The different methods of blood donation include whole blood, power blood, platelet, and plasma. Donating whole blood takes about one hour and can be used to help trauma patients and people undergoing surgery.
There are many emotional and physical health benefits, including a free health screening that checks your pulse, blood pressure, body temperature, and hemoglobin levels.
Preparing for Your Appointment
The first step to donating blood is first finding out if you meet the eligibility requirements.
According to the American Red Cross,
- In most states, you must be 17 or older to donate whole blood. You must weigh at least 110 lbs. and be in good health — that means you feel well and can perform normal activities.
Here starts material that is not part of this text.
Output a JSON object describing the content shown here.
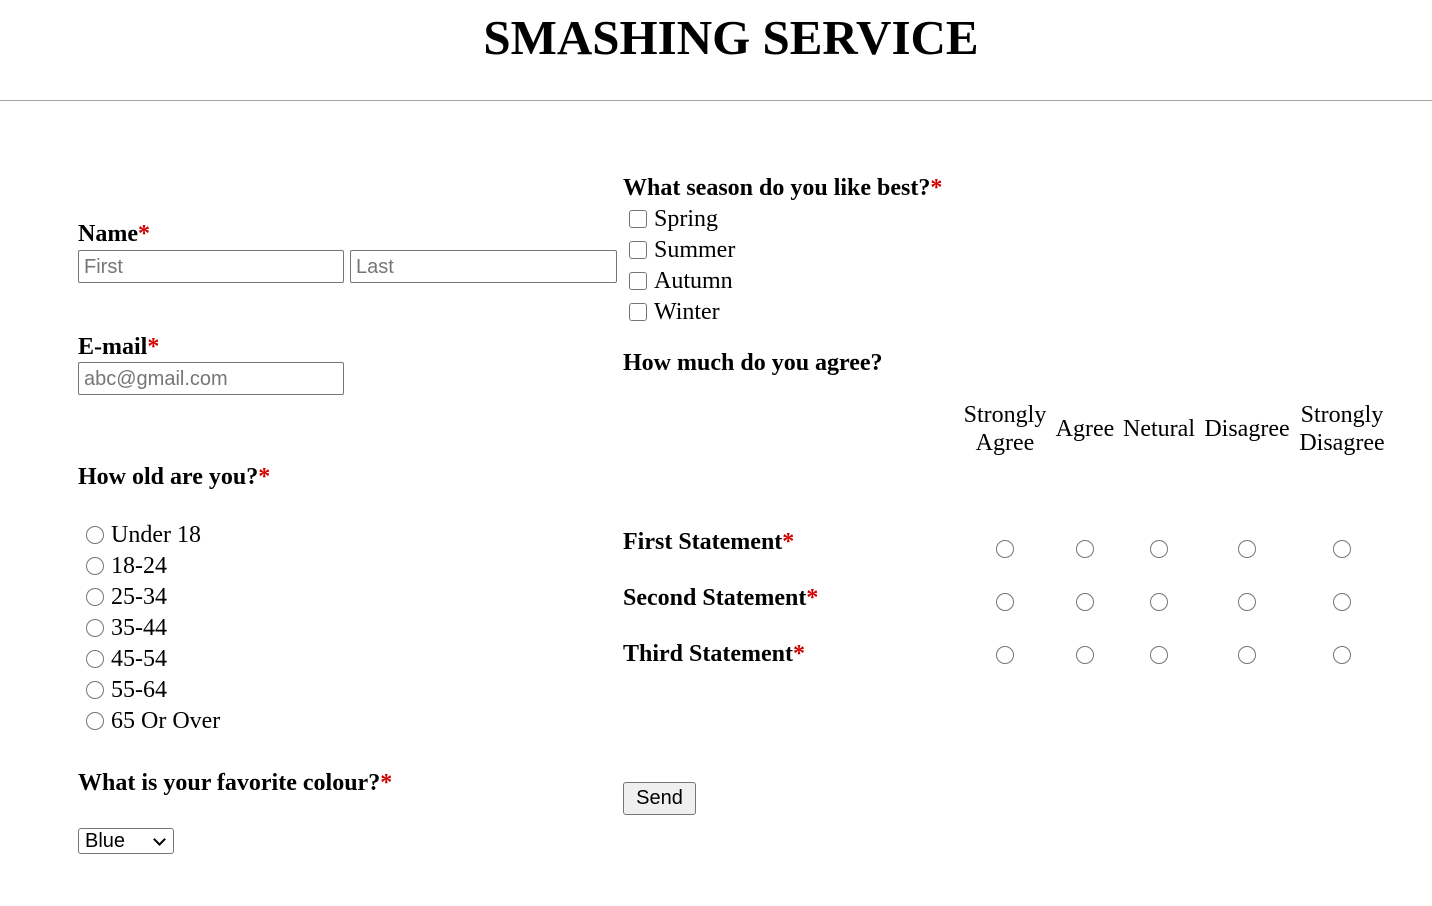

If you have a chronic condition such as diabetes and you want to donate blood, it’s important that you are being treated and the condition is under control.
Once it’s determined that you’re eligible to donate, the next step is to find a local blood drive or donation center. You can find future blood drives at bloodhero.com.
Here’s what you’ll need to do:
- Bring a government-issued photo ID
- Get at least eight hours of sleep the night before
- Eat a well-balanced meal
- Choose to eat lean proteins (lean meat, cheese, and yogurt) or complex carbohydrates (bread, cereal, and fruit) and avoid fatty foods
- Drink plenty of non-alcoholic fluids to stay hydrated
- Be in general good health
- If you’re not feeling well on the day of your donation, try to reschedule your appointment.
You’ve Donated Blood, Now What?
After donating, it’s important to rest for a few minutes and follow all instructions provided by your blood collector. To prevent a drop in your blood pressure, drink plenty of fluids and fuel your body with a nutrient-rich snack. Continue to drink hydrating fluids such as water or sports drinks and avoid doing any vigorous exercise over the next 24 hours.